Since last July’s incidents, authorities have stipulated that only two Christians at a time can visit the building, and according to Castor this was the source of the fighting that erupted in front of the building on Sunday. The neighbors thought he was conducting a prayer meeting and not adhering to the rule set by local authorities.

In the violent clash in front of the church-owned building, 17 Christians and eight Muslims were estimated to have been injured. According to various reports, nearly 19 Coptic Christians were arrested and released the following day, along with the injured Muslims.

So far there is no concrete information on how the Christians were treated while in prison. During the arrests of the Christians, police vandalized many of their homes. Egyptian sources told Compass that police often turn the homes of those whom they arrest “upside down.”

Soon after the clashes, electricity and phone services were cut. Electricity was restored after 24 hours, but at press time telephones were still not operating. All communications happen via mobile phones.

Authorities also imposed a 6 p.m. curfew on the entire village, but Castor said Christians were too afraid to come out of their homes and were living off personal food stockpiles. He also said that a number of families had left the village to stay with friends and relatives in nearby towns and villages. Eyewitnesses visiting Ezbet Boshra-East yesterday confirmed that although there were Muslim villagers outside, there were no Christians walking on the streets.

Procedures vs. Tolerance

There is no church building in Ezbet Boshra-East, and so far the Coptic Church has not sought to obtain permission to build one. Nor has it officially applied for permission to use the three-story building as a place of prayer as an official association.

When a reporter from a major Egyptian TV channel asked Castor by telephone whether he had obtained permission for prayer and worship for the building purchased by the church, he responded, “Do I need to have permission if I was called to pray for a sick person?” He admitted in the interview, however, that obtaining permission would help to avoid clashes and that authorities should grant it quickly.

There are other villages around Ezbet Boshra-East, such as Talt three kilometers away, where there are Coptic associations. Also, official churches are established in Ezbet Boshra-West and El Fashn, both 15 kilometers (nine miles) away.

Castor said poor Muslim-Christian relations are reflected in the lack of an area church.

“There is no love or tolerance for each other, and I think this is wrong,” Castor said. “I’m worried about the future. I’m worried about the freedom of religion and the inability to build churches. There is bias. It is unfair and unacceptable that people don’t have the freedom of worship. If the current policies continue, the hate will continue.”
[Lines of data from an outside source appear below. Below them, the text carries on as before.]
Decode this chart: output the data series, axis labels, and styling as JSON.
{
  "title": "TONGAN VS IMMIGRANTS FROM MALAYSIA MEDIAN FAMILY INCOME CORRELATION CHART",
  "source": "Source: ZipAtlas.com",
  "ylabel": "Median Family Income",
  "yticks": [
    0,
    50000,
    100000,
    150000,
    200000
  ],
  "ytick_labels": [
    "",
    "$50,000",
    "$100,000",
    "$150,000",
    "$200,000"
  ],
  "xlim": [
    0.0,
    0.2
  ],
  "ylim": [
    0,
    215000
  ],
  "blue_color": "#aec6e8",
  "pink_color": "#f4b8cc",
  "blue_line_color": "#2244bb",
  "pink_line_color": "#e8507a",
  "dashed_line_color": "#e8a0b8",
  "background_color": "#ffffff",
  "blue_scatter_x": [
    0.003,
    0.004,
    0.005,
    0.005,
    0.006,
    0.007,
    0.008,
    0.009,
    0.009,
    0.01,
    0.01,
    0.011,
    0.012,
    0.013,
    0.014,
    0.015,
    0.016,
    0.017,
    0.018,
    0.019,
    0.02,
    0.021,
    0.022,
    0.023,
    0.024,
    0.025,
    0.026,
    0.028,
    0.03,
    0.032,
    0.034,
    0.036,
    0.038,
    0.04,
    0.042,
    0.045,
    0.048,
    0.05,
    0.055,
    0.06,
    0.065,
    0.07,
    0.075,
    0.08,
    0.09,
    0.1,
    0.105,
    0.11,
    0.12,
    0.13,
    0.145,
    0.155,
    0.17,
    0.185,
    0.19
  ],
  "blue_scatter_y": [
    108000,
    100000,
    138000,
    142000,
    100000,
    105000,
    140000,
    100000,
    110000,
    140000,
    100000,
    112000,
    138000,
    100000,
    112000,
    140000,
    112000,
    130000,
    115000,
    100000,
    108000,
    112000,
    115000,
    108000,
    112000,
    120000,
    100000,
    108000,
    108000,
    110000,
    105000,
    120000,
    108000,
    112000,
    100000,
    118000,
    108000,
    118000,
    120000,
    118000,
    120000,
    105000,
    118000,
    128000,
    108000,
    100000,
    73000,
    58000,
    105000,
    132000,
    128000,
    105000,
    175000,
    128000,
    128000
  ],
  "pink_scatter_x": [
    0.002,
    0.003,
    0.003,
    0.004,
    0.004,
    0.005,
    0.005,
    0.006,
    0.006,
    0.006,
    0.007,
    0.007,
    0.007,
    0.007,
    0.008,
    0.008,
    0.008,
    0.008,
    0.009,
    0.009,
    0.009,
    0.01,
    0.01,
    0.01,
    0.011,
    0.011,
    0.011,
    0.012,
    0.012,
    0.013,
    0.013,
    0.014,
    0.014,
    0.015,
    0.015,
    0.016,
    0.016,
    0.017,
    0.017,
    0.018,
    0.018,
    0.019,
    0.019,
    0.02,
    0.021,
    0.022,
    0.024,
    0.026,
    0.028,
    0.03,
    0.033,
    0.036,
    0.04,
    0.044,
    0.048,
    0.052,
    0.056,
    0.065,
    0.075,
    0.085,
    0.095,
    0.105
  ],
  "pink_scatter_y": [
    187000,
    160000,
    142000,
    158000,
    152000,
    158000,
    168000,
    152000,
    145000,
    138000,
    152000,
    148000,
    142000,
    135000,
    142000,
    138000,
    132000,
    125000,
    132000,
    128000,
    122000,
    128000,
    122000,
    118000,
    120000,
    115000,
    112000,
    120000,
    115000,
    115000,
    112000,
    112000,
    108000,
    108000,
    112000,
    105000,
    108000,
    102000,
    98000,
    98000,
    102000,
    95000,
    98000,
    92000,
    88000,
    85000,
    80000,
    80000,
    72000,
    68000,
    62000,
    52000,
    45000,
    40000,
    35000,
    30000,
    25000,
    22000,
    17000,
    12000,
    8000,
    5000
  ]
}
The village-wide violence on Sunday harkened to sectarian violence in Upper Egypt in 2000 in the area of El Kosheh, said Ibrahim Habib, chairman of U.K.-based United Copts.

“This degree of radicalization is a bad sign for the future of Egypt, when there is so much hate for people who are basically peaceful and just want to pray,” said Habib.
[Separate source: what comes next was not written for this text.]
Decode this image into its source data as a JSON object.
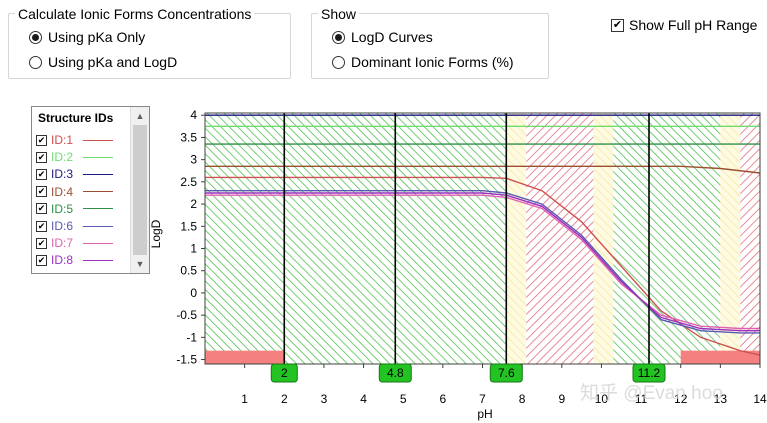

Egypt’s constitution provides for freedom of religion and worship under Article 46.

“What’s the value of a statement like this if it is not put into action?” he said of Article 46, adding that when government agencies do not promote freedom of worship but instead “become agents of persecution, they make a mockery of the constitution.”
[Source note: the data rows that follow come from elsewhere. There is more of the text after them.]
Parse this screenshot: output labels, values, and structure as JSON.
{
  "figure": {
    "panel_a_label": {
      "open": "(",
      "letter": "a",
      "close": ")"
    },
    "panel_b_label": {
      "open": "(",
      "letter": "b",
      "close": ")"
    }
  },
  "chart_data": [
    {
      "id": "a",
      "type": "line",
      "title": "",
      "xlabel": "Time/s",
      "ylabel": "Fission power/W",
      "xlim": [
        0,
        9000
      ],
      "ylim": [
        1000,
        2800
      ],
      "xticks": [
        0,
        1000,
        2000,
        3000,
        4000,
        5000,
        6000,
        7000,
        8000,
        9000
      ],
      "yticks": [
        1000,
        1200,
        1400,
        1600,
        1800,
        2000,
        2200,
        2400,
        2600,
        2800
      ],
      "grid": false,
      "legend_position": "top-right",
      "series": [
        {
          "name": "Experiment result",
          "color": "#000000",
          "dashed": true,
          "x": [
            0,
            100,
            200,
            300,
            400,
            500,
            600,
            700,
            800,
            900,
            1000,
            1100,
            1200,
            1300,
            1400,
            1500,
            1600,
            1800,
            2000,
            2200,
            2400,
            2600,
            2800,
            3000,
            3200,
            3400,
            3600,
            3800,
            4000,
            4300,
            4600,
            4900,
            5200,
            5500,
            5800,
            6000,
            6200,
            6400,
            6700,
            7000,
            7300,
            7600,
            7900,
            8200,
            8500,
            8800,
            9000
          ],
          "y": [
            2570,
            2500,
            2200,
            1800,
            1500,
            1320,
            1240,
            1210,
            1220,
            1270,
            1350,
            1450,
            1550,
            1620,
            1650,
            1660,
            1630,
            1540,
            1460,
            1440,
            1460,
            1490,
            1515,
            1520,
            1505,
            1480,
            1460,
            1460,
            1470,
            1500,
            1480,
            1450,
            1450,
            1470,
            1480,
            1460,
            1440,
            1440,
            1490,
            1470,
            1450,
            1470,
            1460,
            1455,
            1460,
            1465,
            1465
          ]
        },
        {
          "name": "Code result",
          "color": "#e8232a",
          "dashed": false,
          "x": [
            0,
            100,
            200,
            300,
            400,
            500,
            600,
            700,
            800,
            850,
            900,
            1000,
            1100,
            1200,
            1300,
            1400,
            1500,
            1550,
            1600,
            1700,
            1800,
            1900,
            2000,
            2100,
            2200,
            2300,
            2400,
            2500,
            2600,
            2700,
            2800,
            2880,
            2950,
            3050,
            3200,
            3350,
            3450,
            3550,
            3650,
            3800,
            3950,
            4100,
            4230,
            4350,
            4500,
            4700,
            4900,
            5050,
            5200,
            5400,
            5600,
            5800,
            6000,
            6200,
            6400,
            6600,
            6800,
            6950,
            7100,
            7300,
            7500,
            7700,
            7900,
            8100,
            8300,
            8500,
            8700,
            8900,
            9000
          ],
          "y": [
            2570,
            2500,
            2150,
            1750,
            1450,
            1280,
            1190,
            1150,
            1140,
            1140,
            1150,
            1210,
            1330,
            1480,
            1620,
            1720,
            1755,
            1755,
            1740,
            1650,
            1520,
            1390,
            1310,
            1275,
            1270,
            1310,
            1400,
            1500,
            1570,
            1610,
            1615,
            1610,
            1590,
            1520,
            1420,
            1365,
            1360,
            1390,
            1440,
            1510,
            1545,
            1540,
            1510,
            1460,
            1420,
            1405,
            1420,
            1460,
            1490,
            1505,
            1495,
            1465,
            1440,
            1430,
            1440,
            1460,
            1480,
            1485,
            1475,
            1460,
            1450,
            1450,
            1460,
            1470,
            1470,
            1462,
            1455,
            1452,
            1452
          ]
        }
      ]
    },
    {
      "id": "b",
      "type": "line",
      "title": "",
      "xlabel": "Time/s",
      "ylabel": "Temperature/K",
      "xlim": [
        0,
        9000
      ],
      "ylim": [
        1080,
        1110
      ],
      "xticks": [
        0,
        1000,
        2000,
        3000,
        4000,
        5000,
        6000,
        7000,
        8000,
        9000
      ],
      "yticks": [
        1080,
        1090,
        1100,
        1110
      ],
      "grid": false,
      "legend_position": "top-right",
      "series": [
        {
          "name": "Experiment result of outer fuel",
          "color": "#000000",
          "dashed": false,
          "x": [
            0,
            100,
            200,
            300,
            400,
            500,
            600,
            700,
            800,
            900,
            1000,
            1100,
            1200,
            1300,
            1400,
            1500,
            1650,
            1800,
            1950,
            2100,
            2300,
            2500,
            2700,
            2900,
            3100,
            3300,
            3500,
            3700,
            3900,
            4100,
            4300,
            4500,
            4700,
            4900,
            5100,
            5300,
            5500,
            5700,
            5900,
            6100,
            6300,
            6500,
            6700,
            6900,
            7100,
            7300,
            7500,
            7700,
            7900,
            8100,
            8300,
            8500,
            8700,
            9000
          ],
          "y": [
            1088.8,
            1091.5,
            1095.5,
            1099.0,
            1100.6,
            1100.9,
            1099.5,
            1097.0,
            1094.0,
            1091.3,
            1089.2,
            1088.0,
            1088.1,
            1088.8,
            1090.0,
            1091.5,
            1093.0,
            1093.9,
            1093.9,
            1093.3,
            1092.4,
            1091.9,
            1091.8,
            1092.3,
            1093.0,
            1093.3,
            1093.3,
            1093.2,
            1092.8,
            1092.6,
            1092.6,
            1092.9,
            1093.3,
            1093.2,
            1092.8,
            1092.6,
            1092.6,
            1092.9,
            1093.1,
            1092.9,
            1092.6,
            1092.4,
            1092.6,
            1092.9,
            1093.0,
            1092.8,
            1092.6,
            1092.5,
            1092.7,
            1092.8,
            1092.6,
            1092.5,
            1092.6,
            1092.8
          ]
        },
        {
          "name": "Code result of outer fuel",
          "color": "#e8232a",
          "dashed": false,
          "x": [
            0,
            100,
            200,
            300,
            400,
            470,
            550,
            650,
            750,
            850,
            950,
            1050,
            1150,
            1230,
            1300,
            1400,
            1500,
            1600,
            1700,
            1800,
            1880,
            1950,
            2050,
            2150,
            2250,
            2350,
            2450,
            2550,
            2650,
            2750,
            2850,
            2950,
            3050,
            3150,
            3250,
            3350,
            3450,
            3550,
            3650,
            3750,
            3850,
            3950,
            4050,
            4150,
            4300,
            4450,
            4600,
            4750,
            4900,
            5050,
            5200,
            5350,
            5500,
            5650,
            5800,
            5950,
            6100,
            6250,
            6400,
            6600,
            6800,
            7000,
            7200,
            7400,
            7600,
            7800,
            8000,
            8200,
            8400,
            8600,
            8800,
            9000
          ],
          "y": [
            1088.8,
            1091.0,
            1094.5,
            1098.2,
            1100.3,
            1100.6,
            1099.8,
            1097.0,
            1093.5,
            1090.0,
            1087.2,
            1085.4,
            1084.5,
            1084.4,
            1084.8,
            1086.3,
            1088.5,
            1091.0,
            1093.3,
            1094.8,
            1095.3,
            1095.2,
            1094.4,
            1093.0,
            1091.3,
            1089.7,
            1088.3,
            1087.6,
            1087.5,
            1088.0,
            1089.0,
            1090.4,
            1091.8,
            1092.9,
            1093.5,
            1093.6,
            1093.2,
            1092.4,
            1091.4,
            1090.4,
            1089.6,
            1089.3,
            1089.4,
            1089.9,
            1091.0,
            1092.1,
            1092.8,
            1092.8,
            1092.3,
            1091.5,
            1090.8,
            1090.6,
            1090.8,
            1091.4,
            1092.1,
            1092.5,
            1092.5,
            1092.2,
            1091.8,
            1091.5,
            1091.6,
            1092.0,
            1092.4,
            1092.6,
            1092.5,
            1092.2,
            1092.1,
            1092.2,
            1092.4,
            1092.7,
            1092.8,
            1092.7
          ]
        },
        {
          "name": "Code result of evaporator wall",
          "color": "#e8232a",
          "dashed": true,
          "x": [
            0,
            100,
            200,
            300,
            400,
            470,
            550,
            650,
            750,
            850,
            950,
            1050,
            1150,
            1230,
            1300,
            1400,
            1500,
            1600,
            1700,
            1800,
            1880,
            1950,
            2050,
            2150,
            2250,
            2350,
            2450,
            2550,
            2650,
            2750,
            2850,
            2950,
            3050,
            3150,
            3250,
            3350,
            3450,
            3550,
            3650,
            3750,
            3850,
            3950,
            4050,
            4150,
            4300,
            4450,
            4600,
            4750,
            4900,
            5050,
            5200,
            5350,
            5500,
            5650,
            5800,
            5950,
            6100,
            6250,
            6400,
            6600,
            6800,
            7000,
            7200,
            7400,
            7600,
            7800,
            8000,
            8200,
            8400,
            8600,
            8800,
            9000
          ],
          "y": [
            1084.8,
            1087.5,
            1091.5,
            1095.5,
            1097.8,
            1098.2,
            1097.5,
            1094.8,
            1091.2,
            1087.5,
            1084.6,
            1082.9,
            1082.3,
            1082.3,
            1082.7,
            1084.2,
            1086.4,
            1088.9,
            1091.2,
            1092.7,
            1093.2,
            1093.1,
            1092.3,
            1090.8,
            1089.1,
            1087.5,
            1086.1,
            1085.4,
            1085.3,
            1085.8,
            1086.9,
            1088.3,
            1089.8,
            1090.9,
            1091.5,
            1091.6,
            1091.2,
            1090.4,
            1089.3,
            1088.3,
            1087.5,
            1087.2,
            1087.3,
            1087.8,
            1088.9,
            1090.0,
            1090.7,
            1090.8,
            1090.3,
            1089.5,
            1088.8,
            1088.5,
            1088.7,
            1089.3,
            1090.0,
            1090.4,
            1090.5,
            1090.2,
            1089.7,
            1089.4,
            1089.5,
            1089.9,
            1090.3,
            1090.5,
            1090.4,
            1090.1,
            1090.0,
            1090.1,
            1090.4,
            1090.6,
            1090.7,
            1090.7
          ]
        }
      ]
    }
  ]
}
Habib also expressed dismay that a whole village took umbrage only because they suspected a prayer meeting.

“How can private worship annoy people?” he said. “They are not broadcasting it. This is not fair. I’m really annoyed. They say Islam is tolerant, but is this tolerant? This is not tolerant at all.”

Other Non-Governmental Organizations in Egypt said that they expect reconciliation meetings to take place in Ezbet Boshra-East in the coming weeks.